APRIL 24, 2017 | India - Shanti

“Only the development of compassion and understanding for others can bring us the tranquility and happiness we all seek” -Dalai Lama XIV

Namaskar Family and friends!

It has been an exciting week spent on the organic farm of Dharmalaya. We are up on the Himalayan mountains where we are learning about earth building, agriculture and rain water harvesting, covering the basics of how important it is to live in a healthy environment and to have compassion for all that share this planet. When working outdoors we try our best to be mindful not to step on any small insects, same goes for the big spiders in the bathrooms. We gently pick them up with a bowl and put them outside. It has definitely been a week full of surprises and challenges.

The group has been awesome at engaging in group activities/discussion. Our first three days, we helped “pug” mud for a mud house, working together with a larger group of people from all over the world. With this diversity we are able to work together harmoniously as a group and with nature. After that we had to make bricks out of the mud and learned the traditional way of brick-making in the villages up above Dharmalaya.

We’ve not only learned how to make mud houses but we’ve also learned how to plant fruits such as eggplants, cucumbers, and tomatoes. With these types of fruits and a wide variety of vegetables we are able to make delicious food. Yesterday, everyone in the group got the chance to help out with a traditional Indian dish for lunch. For dinner, we as a group suggested some international food that we would like to make. We then started to make them and as soon as the clock stuck 7 we all lined up with our plates and started getting food. With such a delicious meal everyone left to their room/tent full and ready for bed.

This past week I’ve had the opportunity to learn how to make chapati (flat round Indian bread) with the local ladies who work in the kitchen. Diane and I have taken the job of chapati making for our “karma yoga,” where we spent hours laughing and trying to communicating in hindi with the these two amazing local ladies while making lunch for everyone.

One day, we had an architect student join us for chapati rolling and she was translating to us the questions the ladies would ask us. One of them asked Diane, who is from New York, about the percentage of arranged marriages that happen in New York. We looked at each other and started laughing and both said zero. That night we wrote in our journals something that we are grateful for and we both wrote we are grateful for not having arranged marriage in the US.

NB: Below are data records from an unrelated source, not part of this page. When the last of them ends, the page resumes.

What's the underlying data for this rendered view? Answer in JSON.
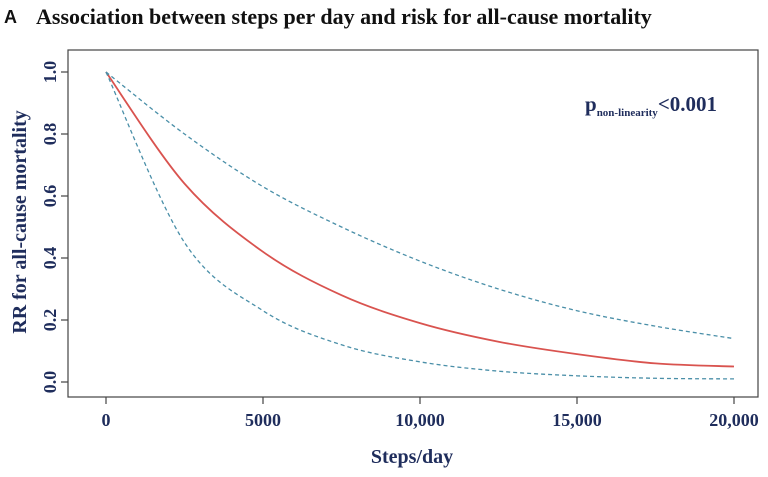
{
  "panel_letter": "A",
  "chart_data": {
    "type": "line",
    "title": "Association between steps per day and risk for all-cause mortality",
    "xlabel": "Steps/day",
    "ylabel": "RR for all-cause mortality",
    "xlim": [
      0,
      20000
    ],
    "ylim": [
      0.0,
      1.0
    ],
    "x_ticks": [
      0,
      5000,
      10000,
      15000,
      20000
    ],
    "x_tick_labels": [
      "0",
      "5000",
      "10,000",
      "15,000",
      "20,000"
    ],
    "y_ticks": [
      0.0,
      0.2,
      0.4,
      0.6,
      0.8,
      1.0
    ],
    "y_tick_labels": [
      "0.0",
      "0.2",
      "0.4",
      "0.6",
      "0.8",
      "1.0"
    ],
    "grid": false,
    "annotation": {
      "main": "p",
      "subscript": "non-linearity",
      "suffix": "<0.001"
    },
    "series": [
      {
        "role": "estimate",
        "color": "#d9534f",
        "style": "solid",
        "x": [
          0,
          2500,
          5000,
          7500,
          10000,
          12500,
          15000,
          17500,
          20000
        ],
        "y": [
          1.0,
          0.64,
          0.42,
          0.28,
          0.19,
          0.13,
          0.09,
          0.06,
          0.05
        ]
      },
      {
        "role": "upper-ci",
        "color": "#4a8fa8",
        "style": "dashed",
        "x": [
          0,
          2500,
          5000,
          7500,
          10000,
          12500,
          15000,
          17500,
          20000
        ],
        "y": [
          1.0,
          0.8,
          0.63,
          0.5,
          0.39,
          0.3,
          0.23,
          0.18,
          0.14
        ]
      },
      {
        "role": "lower-ci",
        "color": "#4a8fa8",
        "style": "dashed",
        "x": [
          0,
          2500,
          5000,
          7500,
          10000,
          12500,
          15000,
          17500,
          20000
        ],
        "y": [
          1.0,
          0.45,
          0.23,
          0.12,
          0.065,
          0.035,
          0.02,
          0.012,
          0.01
        ]
      }
    ]
  }
}
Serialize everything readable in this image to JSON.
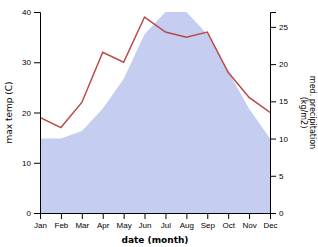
{
  "chart_data": {
    "type": "line",
    "categories": [
      "Jan",
      "Feb",
      "Mar",
      "Apr",
      "May",
      "Jun",
      "Jul",
      "Aug",
      "Sep",
      "Oct",
      "Nov",
      "Dec"
    ],
    "series": [
      {
        "type": "area",
        "color": "#c5cdf0",
        "axis": "y2",
        "values": [
          10,
          10,
          11,
          14,
          18,
          24,
          27,
          27,
          24,
          19,
          14,
          10
        ]
      },
      {
        "type": "line",
        "color": "#b94a48",
        "values": [
          19,
          17,
          22,
          32,
          30,
          39,
          36,
          35,
          36,
          28,
          23,
          20
        ]
      }
    ],
    "xlabel": "date (month)",
    "ylabel": "max temp (C)",
    "y2label": "med. precipitation\n(kg/m2)",
    "ylim": [
      0,
      40
    ],
    "yticks": [
      0,
      10,
      20,
      30,
      40
    ],
    "y2lim": [
      0,
      27
    ],
    "y2ticks": [
      0,
      5,
      10,
      15,
      20,
      25
    ]
  }
}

These past 2 months and a half, the Shanti group has been exposed to a beautiful culture and we truly appreciate our time here. Before I came to India my older sister wrote me a letter saying ” you may encounter people on your trip who may not have all that the western culture declares as wealth, but always remember that what you will learn and experience is worth far more that any other types of wealth” and this has been true for me coming into a beautiful place. The hospitality and care that the people here have is amazing.